The process: building on best practices and reimagining the bad ones

When exploring a partnership with a community-based organisation, we jointly discuss and consider the following questions:  

1) What is the bigger change the community wants to see?;  

2) Can strategic litigation provide a positive contribution to their campaign for change?;  

3) If so, what would a litigation strategy look like?  

If we make the mutual decision to move forward together, the next step is to jointly design a strategy for a litigation campaign that can complement their cause.

We are in the process of developing our litigation methodology, where we seek to draw on existing good practices in community and movement lawyering, and devise alternatives to the problematic patterns that exist in traditional lawyering models.  

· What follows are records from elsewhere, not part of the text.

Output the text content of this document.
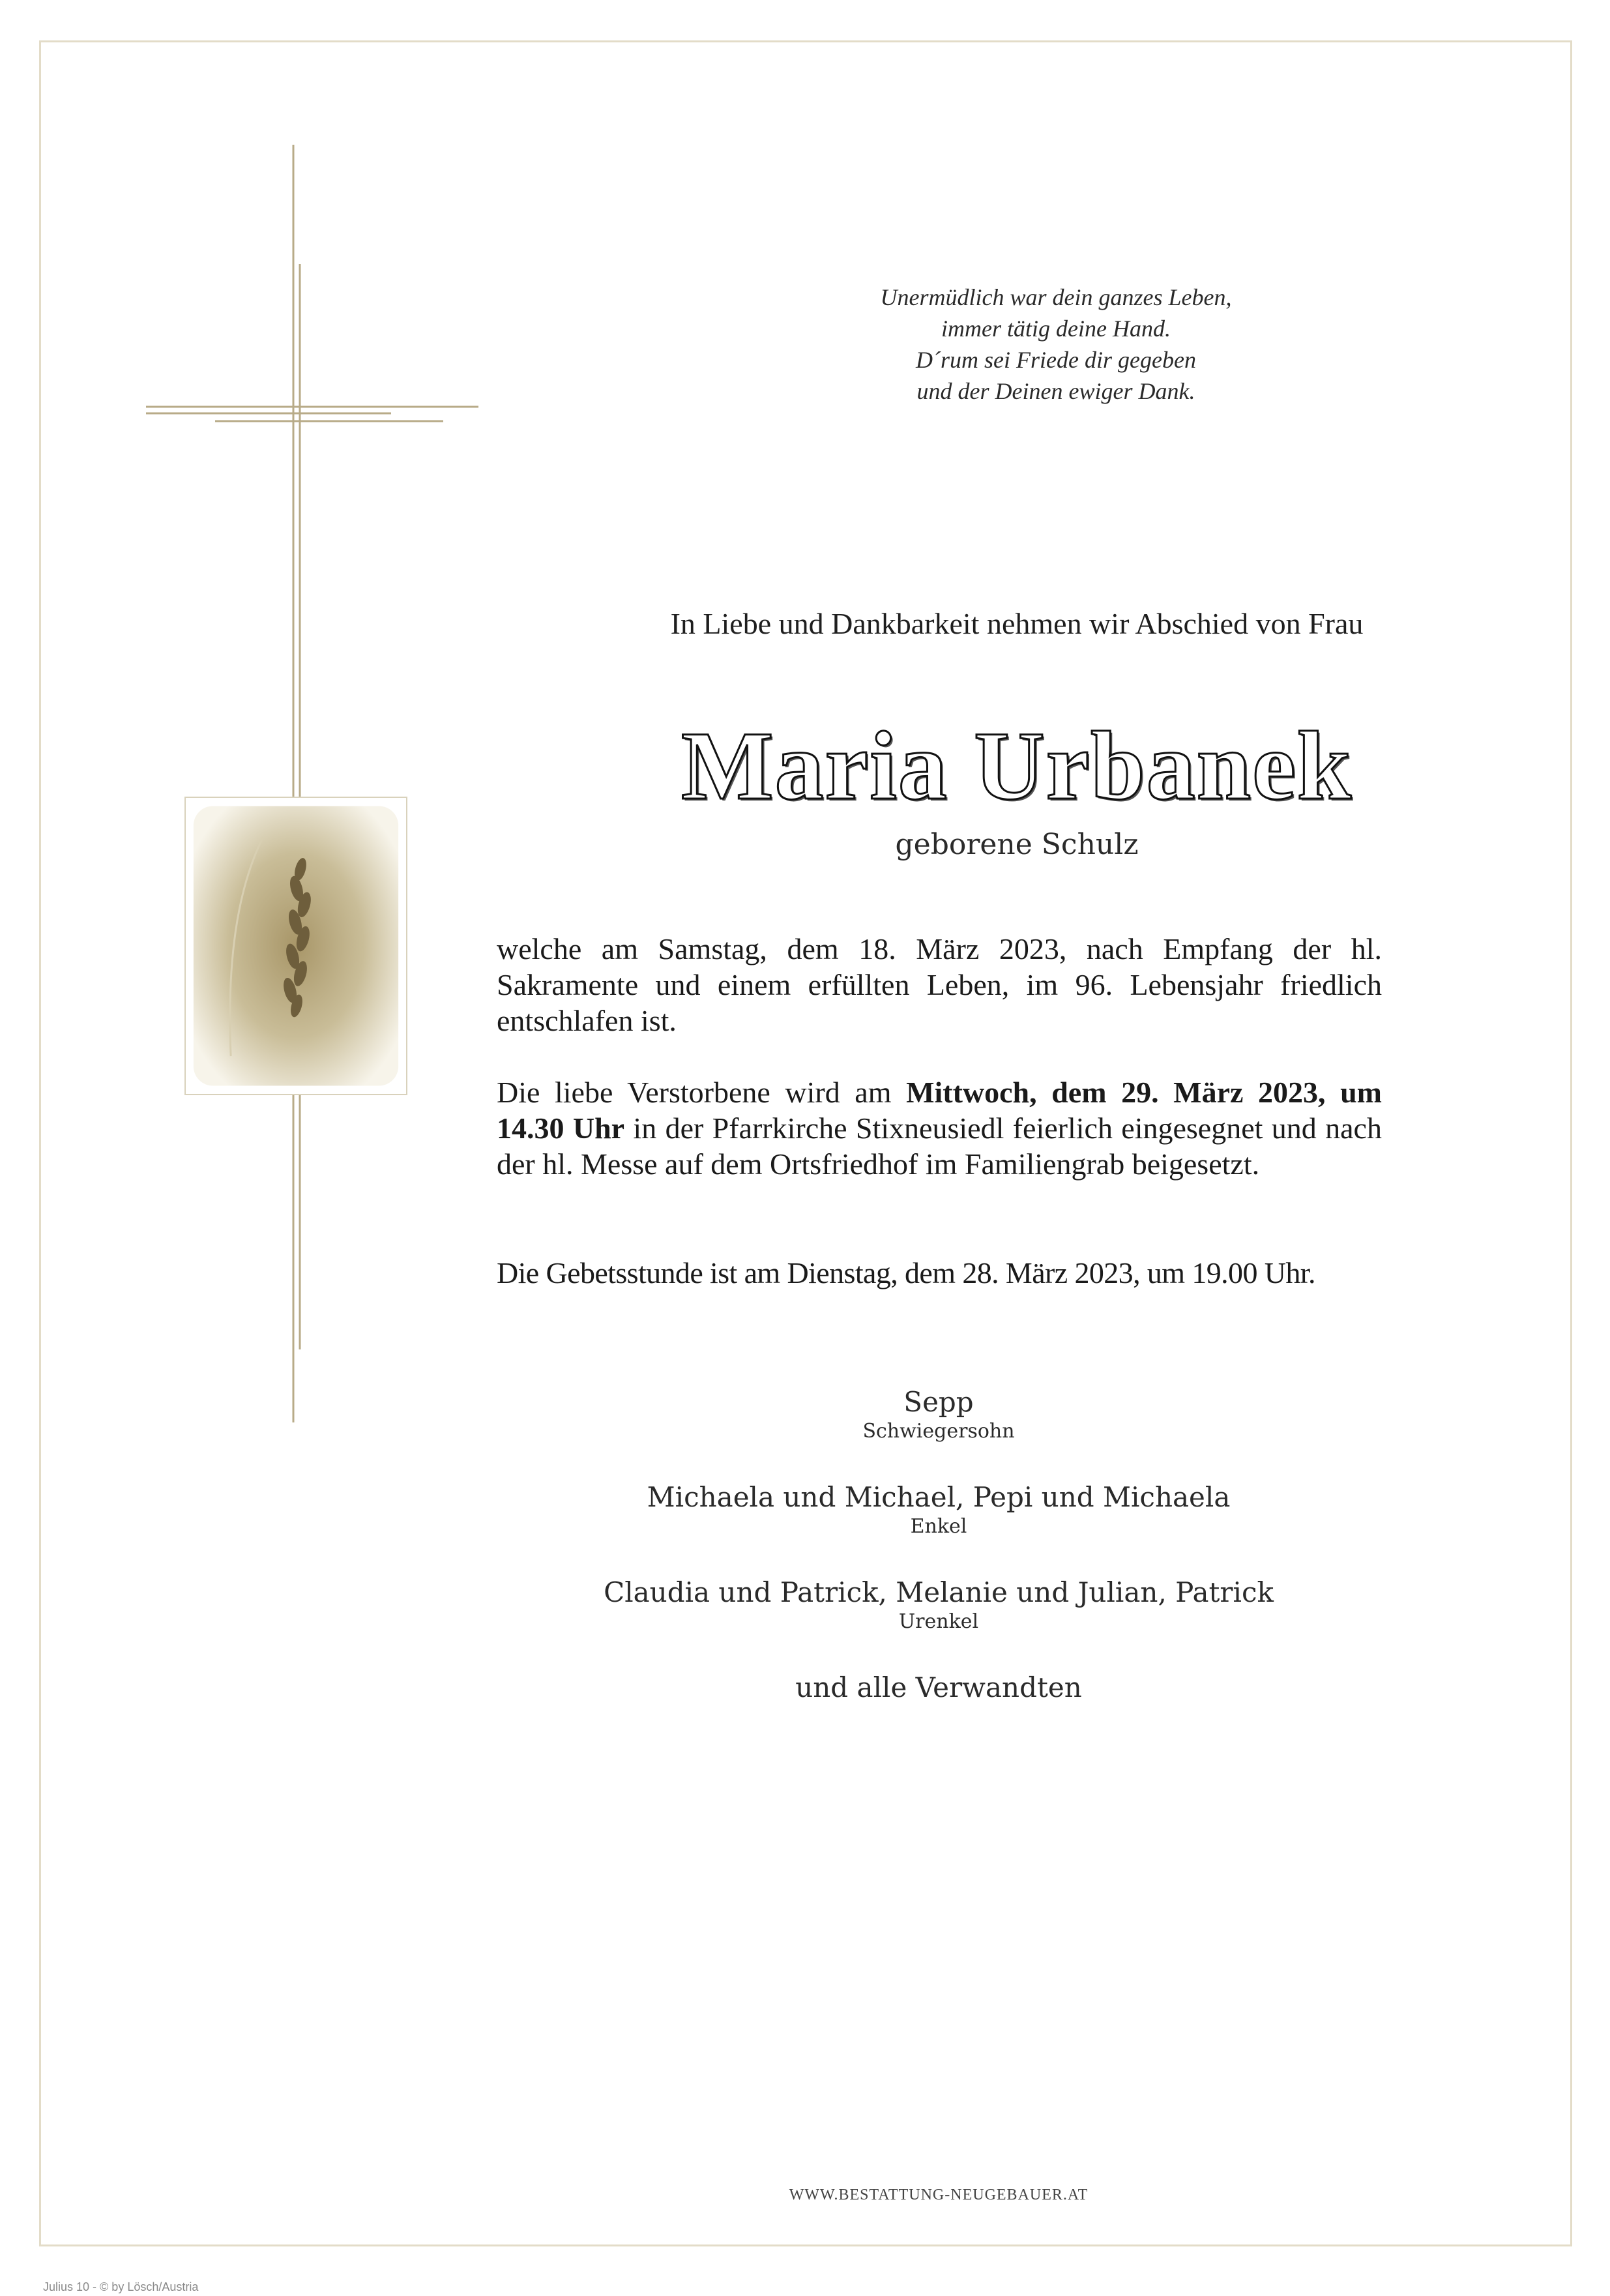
Unermüdlich war dein ganzes Leben,
immer tätig deine Hand.
D´rum sei Friede dir gegeben
und der Deinen ewiger Dank.
In Liebe und Dankbarkeit nehmen wir Abschied von Frau
Maria Urbanek
geborene Schulz
welche am Samstag, dem 18. März 2023, nach Empfang der hl. Sakramente und einem erfüllten Leben, im 96. Lebensjahr friedlich entschlafen ist.
Die liebe Verstorbene wird am Mittwoch, dem 29. März 2023, um 14.30 Uhr in der Pfarrkirche Stixneusiedl feierlich eingesegnet und nach der hl. Messe auf dem Ortsfriedhof im Familiengrab beigesetzt.
Die Gebetsstunde ist am Dienstag, dem 28. März 2023, um 19.00 Uhr.
Sepp
Schwiegersohn
Michaela und Michael, Pepi und Michaela
Enkel
Claudia und Patrick, Melanie und Julian, Patrick
Urenkel
und alle Verwandten
WWW.BESTATTUNG-NEUGEBAUER.AT
Julius 10 - © by Lösch/Austria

One set of good practices we’re learning from are the design justice principles. Applied to the context of strategic litigation, we have translated these principles into the following:
 

  • We jointly design strategic litigation processes in a way that sustains, heals, and empowers communities, while seeking liberation from exploitative and oppressive systems.
     
  • We centre those who are directly impacted by the outcomes of the strategic litigation, which by necessity means being led by those most impacted by the injustice being challenged in the litigation.
     
  • We prioritise the impact litigation can have on communities over the intentions of Systemic Justice. This means that cases will not be designed based on what Systemic Justice would like or want to litigate on, but on the basis of communities’ objectives for the process and what they believe can bring about change. 
     
  • We co-design a process that is accountable, accessible, and collaborative throughout.  
     
  • We are facilitators in the process rather than experts. Expertise comes from lived experience, and everyone has unique and brilliant contributions to bring to a strategic litigation process.
     
  • We work closely with communities in providing all the information, support, and guidance needed to develop a legal strategy on their own terms, and do the legal leg work to make that litigation strategy a reality.
     
  • We share knowledge and tools with the communities we work with.
     
  • We jointly design strategic litigation processes that are aimed at sustainable, community-led, and community-owned outcomes. This means that the outcomes of litigation feed back into communities’ campaigns for change, that the litigation is part of a longer-term and sustained movement, and that successes are owned collectively by the community rather than an individual lawyer, organisation, or claimant.
     
  • We co-design strategic litigation processes that are aimed at non-exploitative solutions that reconnect us to the earth and to each other.
     
  • We honour and uplift knowledge and practices that already exist at community level, and we build on what is already working for communities.  

Beyond these principles, our litigation methodology includes our approach to outreach and trust-building, and our case development approach, which will be further developed and tested.